Credit: Soazic Elise Wang Sonne

Participants at my trainings have been keen to learn about scientific misconduct, likely because they recognize the common existence of the “File Drawer Problem,” p-hacking, and selective reporting in both their own and their colleagues’ research routines. In addition, participants have been very excited to learn about solutions to these problems, including the key features of a reproducible workflow (such as the TIER protocol) as well as pre-analysis plans, master do-files, and dynamic documents with R and Stata.

At these trainings, participants reflect on how research transparency norms and practices can be better entrenched in African academic higher institutions. The following are key insights that have emerged from our discussions:

  • Transparency is important and deserves to be fully integrated as a distinct module in quantitative tracks of undergraduate research curriculum. This is broadly expressed by workshop participants from Sub-Saharan Africa.
  • Transparency is difficult to implement given the predominance of the “hidden” culture in Africa’s academia, wherein researchers are not encouraged to share data, code, or other study materials for fear of being scooped or plagiarized.
  • There is a need to use open source software such as R, rather than Stata.

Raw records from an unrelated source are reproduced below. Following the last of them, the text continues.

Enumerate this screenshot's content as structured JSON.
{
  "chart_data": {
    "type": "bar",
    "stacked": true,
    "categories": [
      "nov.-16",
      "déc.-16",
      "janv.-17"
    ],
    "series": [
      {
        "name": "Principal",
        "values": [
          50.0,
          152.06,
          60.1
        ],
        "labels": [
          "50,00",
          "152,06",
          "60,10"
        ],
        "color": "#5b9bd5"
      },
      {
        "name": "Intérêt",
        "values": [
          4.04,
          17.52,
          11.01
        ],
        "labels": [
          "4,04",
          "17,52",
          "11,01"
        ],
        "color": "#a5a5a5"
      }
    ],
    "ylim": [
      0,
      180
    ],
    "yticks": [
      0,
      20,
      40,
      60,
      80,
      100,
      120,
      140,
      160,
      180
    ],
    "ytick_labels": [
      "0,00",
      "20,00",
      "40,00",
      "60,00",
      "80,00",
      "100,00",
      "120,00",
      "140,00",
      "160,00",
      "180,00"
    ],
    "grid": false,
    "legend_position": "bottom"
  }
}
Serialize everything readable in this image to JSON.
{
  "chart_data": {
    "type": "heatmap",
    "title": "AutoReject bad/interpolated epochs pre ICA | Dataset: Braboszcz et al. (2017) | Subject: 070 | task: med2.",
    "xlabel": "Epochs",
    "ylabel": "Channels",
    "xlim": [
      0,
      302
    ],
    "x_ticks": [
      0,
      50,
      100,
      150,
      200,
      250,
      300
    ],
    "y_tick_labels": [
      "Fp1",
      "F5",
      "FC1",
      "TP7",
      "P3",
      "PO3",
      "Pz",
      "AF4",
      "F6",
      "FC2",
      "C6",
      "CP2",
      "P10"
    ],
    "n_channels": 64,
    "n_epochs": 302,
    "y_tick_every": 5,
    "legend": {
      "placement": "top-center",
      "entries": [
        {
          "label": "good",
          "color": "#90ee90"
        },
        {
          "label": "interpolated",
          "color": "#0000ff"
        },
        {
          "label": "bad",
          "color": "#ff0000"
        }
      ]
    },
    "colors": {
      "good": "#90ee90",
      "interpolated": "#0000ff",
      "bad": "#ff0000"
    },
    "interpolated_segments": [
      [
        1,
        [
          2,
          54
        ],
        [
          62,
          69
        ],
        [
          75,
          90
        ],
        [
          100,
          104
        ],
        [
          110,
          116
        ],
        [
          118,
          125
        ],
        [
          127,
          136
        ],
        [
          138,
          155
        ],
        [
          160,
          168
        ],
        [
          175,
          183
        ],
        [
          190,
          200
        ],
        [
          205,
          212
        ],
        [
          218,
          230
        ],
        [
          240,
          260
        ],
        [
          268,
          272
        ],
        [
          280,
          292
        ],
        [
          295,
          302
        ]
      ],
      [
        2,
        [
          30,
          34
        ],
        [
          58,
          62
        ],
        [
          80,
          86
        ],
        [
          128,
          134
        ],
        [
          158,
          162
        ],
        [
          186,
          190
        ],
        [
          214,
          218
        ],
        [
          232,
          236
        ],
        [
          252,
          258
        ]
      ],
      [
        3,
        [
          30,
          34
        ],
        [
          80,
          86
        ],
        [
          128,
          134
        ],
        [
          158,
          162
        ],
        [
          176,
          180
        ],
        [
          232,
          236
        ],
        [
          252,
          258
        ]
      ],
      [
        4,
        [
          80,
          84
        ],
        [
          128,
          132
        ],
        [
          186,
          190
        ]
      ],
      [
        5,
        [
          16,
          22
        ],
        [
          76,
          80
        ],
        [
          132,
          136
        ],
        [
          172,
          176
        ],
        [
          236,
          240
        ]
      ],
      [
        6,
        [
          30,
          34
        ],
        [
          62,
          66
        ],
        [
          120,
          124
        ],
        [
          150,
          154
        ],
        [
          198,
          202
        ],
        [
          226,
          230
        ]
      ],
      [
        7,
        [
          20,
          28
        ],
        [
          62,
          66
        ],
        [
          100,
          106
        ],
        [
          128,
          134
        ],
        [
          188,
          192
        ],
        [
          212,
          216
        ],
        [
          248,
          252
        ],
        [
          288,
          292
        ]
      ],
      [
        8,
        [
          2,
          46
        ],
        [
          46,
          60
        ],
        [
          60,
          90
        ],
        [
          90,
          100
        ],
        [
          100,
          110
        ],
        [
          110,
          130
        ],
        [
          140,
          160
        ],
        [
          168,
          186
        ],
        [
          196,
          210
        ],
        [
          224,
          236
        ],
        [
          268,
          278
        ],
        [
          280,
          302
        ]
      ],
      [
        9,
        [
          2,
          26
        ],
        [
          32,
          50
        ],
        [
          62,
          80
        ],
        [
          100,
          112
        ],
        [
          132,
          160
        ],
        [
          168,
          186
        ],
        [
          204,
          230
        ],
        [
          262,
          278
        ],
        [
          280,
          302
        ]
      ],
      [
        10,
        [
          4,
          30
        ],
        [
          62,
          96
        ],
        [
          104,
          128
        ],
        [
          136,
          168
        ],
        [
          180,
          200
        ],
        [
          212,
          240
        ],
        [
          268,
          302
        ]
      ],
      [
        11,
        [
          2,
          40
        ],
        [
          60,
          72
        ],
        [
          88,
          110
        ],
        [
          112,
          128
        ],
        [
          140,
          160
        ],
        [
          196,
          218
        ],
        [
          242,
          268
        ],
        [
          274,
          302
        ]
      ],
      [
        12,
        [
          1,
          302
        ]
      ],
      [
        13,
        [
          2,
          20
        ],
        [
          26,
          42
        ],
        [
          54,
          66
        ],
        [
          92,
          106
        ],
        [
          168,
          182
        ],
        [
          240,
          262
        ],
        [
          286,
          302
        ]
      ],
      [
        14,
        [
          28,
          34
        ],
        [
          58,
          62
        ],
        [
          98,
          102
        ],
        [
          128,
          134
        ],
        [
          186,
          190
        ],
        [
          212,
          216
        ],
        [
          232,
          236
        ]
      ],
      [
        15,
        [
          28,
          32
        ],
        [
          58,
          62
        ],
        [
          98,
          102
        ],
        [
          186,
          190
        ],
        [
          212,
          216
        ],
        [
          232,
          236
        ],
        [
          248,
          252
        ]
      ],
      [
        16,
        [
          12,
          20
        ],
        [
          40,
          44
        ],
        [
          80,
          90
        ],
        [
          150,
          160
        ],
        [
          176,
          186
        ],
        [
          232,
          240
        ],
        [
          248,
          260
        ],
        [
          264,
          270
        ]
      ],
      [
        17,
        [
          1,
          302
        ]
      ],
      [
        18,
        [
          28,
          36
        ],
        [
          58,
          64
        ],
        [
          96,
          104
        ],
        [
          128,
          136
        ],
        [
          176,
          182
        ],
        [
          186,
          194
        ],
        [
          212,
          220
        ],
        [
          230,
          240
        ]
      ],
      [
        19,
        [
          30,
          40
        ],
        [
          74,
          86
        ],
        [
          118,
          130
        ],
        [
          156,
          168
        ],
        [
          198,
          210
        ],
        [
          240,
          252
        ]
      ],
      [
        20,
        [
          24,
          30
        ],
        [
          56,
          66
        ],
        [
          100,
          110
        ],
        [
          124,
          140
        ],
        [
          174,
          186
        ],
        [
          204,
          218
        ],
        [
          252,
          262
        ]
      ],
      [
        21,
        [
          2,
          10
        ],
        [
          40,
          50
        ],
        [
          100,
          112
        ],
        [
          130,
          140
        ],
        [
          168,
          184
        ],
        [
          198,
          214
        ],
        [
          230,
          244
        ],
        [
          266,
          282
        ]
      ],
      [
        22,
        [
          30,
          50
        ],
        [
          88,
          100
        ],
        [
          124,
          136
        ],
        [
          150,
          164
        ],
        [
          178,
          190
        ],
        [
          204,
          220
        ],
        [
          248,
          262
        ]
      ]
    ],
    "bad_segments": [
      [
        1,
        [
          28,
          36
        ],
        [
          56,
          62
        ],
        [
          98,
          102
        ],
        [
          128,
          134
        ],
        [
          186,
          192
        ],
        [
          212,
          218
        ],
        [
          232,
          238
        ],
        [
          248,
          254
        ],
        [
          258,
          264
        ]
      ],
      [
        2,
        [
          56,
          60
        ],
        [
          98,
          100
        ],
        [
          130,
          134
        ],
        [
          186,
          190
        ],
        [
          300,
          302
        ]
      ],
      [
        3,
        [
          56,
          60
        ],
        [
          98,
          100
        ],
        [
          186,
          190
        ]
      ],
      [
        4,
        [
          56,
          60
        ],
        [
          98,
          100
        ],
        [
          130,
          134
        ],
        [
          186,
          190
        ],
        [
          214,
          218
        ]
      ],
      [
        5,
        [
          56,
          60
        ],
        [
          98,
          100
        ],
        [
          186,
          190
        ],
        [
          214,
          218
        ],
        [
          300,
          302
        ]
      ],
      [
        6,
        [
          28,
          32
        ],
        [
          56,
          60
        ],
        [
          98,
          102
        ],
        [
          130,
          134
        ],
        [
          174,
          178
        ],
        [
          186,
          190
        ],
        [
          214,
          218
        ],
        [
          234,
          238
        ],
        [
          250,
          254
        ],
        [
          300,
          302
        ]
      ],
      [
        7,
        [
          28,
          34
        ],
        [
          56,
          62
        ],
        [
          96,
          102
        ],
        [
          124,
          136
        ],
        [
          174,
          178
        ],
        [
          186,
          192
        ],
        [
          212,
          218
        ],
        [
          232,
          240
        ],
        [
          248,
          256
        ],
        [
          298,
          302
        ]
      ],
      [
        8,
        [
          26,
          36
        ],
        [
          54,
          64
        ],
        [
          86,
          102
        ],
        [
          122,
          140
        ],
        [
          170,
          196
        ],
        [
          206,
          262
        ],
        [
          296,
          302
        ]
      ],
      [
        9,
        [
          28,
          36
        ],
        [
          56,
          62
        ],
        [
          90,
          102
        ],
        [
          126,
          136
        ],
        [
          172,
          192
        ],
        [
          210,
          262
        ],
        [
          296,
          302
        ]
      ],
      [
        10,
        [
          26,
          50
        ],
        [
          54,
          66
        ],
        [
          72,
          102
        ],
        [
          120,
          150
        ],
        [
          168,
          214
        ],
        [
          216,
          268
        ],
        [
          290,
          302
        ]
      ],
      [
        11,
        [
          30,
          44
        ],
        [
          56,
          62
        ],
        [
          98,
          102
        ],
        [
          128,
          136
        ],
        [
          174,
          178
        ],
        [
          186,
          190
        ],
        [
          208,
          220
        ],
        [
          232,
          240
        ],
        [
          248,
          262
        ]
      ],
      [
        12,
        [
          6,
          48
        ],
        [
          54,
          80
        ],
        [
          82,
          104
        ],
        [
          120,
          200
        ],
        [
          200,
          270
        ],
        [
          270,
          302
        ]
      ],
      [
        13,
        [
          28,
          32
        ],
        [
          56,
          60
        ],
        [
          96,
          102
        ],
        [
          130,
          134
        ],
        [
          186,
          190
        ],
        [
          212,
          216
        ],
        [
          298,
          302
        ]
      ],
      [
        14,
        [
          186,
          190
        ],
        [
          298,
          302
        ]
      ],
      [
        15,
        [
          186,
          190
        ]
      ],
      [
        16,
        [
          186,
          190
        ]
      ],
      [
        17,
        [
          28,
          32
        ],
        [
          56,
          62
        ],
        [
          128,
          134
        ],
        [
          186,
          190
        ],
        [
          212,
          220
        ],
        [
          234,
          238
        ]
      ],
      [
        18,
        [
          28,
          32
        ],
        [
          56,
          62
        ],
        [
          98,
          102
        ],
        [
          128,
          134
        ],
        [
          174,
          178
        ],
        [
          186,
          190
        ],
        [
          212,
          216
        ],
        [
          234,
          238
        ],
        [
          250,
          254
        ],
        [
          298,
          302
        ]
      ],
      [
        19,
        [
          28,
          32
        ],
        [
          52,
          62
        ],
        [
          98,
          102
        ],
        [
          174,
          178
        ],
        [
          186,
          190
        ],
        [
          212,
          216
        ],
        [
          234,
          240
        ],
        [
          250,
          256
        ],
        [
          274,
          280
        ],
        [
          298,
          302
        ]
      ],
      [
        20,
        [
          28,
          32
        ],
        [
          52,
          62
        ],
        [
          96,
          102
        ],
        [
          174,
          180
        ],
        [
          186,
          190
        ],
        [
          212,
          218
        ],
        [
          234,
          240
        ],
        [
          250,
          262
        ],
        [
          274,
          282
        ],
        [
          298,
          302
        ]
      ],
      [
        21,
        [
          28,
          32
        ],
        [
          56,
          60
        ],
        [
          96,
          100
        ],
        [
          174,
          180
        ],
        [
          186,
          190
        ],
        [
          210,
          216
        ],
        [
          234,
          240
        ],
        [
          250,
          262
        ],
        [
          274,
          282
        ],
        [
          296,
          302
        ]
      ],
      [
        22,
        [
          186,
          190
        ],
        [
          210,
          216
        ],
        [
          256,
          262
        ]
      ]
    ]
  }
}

This is because most African students working toward quantitative social science degrees use an abbreviated version of Stata, which is limited and therefore offers less room to build a reproducible workflow.
  • Last but not least, most of the participants think that a top-down approach is needed to sensitize more senior researchers to transparent and reproducible science. In fact, the majority still use deeply ingrained and outdated research practices without a clear understanding of the benefits of openness and reproducibility. Students and junior researchers have little room to try new things or advise on how research practices should be done. Therefore, training senior researchers on why transparency matters and how to practice it could catalyze the institutionalization of reproducibility.
Credit: Soazic Elise Wang Sonne

Later this month, I am heading to Abdou Moumouni University in Niamey, Niger to train young social scientists on research transparency in impact evaluation, in partnership with the UC Berkeley OASIS initiative. This training will not only focus on teaching reproducibility methods to students, but also improving their writing skills. I expect this training will help improve participants’ research practices, as well as support OASIS in preparation of the second phase of their “Room to Grow” impact evaluation — part of their work to empower adolescent girls in Niamey.

Building the capacity of African researchers to conduct reproducible and transparent research will help ensure findings used by policy makers to make key decisions are based on credible evidence. It will also strengthen trust and partnerships between policy makers and the academic community.